Once upon a time, armchair quarterbacks could only yell themselves hoarse by screaming at the TV. Nowadays, they hop on Twitter or newspaper comment boards or TV and radio phone-in shows and let 'er rip. And Leafs and CBC executives, being human, listen and read and die a little bit inside every time. Most fatally, they stop trusting their instincts.

These days, those advising the CBC also include a Canadian Senate committee, which has been charged with "examining the challenges faced by the Canadian Broadcasting Corporation in relation to the changing environment of broadcasting and communications." In a series of hearings that kicked off in late-2013, and is still going, a raft of senators has poked and prodded the CBC to figure out what it does well and what it might do differently. But sometimes the senators seem, shall we say, less than fully qualified for the task: During one hearing last October, Don Plett (Conservative, Manitoba) told the hearing: "My administrative assistant tells me that she doesn't subscribe to any television. She has her computer and she streams or whatever it is." Then he added: "I tried doing it. It hasn't worked for me yet. Nevertheless, she watches everything on her computer, plugs it into her television."

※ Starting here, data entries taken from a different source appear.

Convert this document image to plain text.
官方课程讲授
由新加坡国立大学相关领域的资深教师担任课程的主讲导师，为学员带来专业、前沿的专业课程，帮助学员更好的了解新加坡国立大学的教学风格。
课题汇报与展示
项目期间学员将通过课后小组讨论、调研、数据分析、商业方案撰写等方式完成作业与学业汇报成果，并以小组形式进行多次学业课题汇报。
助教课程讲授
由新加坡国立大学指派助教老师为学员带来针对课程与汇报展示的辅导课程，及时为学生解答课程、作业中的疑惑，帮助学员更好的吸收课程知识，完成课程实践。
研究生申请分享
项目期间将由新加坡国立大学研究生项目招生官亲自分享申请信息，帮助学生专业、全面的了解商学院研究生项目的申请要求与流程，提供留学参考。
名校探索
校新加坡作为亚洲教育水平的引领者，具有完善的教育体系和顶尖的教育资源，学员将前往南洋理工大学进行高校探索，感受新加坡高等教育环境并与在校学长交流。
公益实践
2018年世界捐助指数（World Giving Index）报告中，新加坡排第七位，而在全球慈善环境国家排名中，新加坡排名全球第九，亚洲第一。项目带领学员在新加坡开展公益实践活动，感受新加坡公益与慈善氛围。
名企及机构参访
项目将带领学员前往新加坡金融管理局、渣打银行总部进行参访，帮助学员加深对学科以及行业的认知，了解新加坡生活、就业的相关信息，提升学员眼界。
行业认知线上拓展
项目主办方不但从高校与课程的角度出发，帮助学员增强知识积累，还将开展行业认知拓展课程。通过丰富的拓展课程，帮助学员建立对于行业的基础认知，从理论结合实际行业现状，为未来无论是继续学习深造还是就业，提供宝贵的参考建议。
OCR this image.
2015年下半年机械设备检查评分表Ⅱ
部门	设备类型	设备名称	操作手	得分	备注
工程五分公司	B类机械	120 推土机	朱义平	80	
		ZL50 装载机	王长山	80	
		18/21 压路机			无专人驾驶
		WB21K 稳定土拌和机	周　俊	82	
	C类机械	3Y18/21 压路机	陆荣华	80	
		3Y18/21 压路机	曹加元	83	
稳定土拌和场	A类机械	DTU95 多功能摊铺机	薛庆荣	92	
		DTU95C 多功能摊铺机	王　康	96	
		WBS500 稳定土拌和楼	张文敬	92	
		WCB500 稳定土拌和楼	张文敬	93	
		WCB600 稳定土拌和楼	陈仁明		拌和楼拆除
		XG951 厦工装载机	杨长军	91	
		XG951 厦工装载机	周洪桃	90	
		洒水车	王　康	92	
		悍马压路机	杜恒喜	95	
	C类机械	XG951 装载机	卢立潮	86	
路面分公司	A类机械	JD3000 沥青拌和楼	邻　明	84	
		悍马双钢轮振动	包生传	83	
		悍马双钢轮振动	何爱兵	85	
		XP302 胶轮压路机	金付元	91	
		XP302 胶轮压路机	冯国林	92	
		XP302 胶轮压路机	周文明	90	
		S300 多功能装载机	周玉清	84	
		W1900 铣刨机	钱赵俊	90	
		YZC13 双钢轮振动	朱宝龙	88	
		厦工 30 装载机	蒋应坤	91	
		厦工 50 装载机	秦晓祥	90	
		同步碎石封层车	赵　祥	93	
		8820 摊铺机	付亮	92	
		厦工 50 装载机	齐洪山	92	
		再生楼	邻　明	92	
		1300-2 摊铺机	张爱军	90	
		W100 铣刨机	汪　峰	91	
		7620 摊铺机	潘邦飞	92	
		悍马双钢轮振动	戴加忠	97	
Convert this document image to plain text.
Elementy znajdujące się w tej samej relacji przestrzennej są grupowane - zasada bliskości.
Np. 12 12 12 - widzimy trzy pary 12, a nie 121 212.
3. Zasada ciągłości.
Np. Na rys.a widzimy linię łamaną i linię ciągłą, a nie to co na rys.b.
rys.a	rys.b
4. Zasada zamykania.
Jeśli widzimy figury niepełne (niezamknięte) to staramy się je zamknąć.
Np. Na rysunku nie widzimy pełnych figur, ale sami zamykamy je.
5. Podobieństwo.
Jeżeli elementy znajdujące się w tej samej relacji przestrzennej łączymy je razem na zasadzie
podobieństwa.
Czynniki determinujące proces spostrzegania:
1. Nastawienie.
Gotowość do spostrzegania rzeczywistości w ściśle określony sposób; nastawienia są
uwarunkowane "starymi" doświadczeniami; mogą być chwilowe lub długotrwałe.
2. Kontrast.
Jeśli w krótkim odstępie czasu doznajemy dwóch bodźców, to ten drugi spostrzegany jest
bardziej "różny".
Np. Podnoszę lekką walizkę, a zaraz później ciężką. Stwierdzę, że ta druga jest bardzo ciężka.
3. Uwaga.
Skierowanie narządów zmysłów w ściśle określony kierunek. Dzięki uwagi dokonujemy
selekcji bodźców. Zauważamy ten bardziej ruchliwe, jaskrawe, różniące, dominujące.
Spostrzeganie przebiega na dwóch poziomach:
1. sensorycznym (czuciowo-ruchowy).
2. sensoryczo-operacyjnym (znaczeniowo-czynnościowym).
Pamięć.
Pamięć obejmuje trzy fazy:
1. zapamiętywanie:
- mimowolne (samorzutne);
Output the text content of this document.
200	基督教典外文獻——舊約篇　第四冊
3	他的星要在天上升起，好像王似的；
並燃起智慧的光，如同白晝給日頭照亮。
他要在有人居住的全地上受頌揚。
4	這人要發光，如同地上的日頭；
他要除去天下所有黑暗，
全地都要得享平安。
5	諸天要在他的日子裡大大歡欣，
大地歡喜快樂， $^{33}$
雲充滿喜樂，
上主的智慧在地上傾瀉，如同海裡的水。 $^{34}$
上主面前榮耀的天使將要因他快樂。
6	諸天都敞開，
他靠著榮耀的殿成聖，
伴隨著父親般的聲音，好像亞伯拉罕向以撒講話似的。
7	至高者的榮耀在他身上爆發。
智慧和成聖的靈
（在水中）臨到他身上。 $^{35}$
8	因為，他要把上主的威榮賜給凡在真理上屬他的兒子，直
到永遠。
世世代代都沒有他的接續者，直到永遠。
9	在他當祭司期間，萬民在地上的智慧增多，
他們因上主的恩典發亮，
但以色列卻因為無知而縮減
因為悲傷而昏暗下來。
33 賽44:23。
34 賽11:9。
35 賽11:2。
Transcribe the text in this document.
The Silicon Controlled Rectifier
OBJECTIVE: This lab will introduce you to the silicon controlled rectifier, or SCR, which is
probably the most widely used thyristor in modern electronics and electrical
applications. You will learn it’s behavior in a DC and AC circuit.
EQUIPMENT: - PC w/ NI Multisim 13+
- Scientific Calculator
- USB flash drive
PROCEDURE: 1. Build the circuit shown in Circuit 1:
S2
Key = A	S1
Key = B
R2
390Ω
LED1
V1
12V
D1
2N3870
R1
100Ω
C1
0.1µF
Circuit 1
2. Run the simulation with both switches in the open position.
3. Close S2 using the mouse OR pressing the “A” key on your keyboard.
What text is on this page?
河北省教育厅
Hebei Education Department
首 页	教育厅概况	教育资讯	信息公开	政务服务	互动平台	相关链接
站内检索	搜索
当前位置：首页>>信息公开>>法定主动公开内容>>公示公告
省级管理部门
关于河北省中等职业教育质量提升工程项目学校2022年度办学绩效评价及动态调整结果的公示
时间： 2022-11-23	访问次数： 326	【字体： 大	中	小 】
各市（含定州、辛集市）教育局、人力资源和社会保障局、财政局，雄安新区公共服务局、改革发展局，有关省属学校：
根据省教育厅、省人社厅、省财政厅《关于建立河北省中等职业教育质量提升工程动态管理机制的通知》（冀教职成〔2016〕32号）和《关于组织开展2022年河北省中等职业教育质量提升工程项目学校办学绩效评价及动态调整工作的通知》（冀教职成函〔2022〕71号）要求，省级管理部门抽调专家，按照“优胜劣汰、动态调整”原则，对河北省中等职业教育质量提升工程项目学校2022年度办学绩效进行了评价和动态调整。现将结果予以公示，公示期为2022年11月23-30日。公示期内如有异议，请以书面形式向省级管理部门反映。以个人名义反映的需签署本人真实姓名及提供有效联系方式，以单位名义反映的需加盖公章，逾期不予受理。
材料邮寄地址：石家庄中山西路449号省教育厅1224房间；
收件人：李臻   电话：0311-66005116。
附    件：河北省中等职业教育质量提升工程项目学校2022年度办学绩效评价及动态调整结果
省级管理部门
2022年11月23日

During another hearing, Plett had to be chastised by the hearing chair after he repeatedly pressed CBC bosses on how many of its staff flew to the Sochi Olympics in business class. The Manitoba senator was asking, he said, because the CBC had reported on his own travel expenses – he flies frequently between Winnipeg and Ottawa – so it seemed a fair question. (A CBC News investigation showed that, during an 11-week period in late-2013, when the Senate was mulling whether to suspend Pamela Wallin, Mike Duffy and Patrick Brazeau, Plett had spent more than $22,000 on airfare for 14 flights, including seven with his wife. The reports left him fuming. Of CBC News, he snapped at the hearing: "They believe they're the Official Opposition.")

I'm not for a moment suggesting we let both the Leafs and the CBC off the hook: It is our right, both as taxpaying citizens and long-suffering sports fans, to criticize them and to offer our useless, unsolicited advice. But if you love something, sometimes it helps if you just leave it alone for a while. It surely couldn't hurt. Because if things don't get better, we may have only ourselves to blame.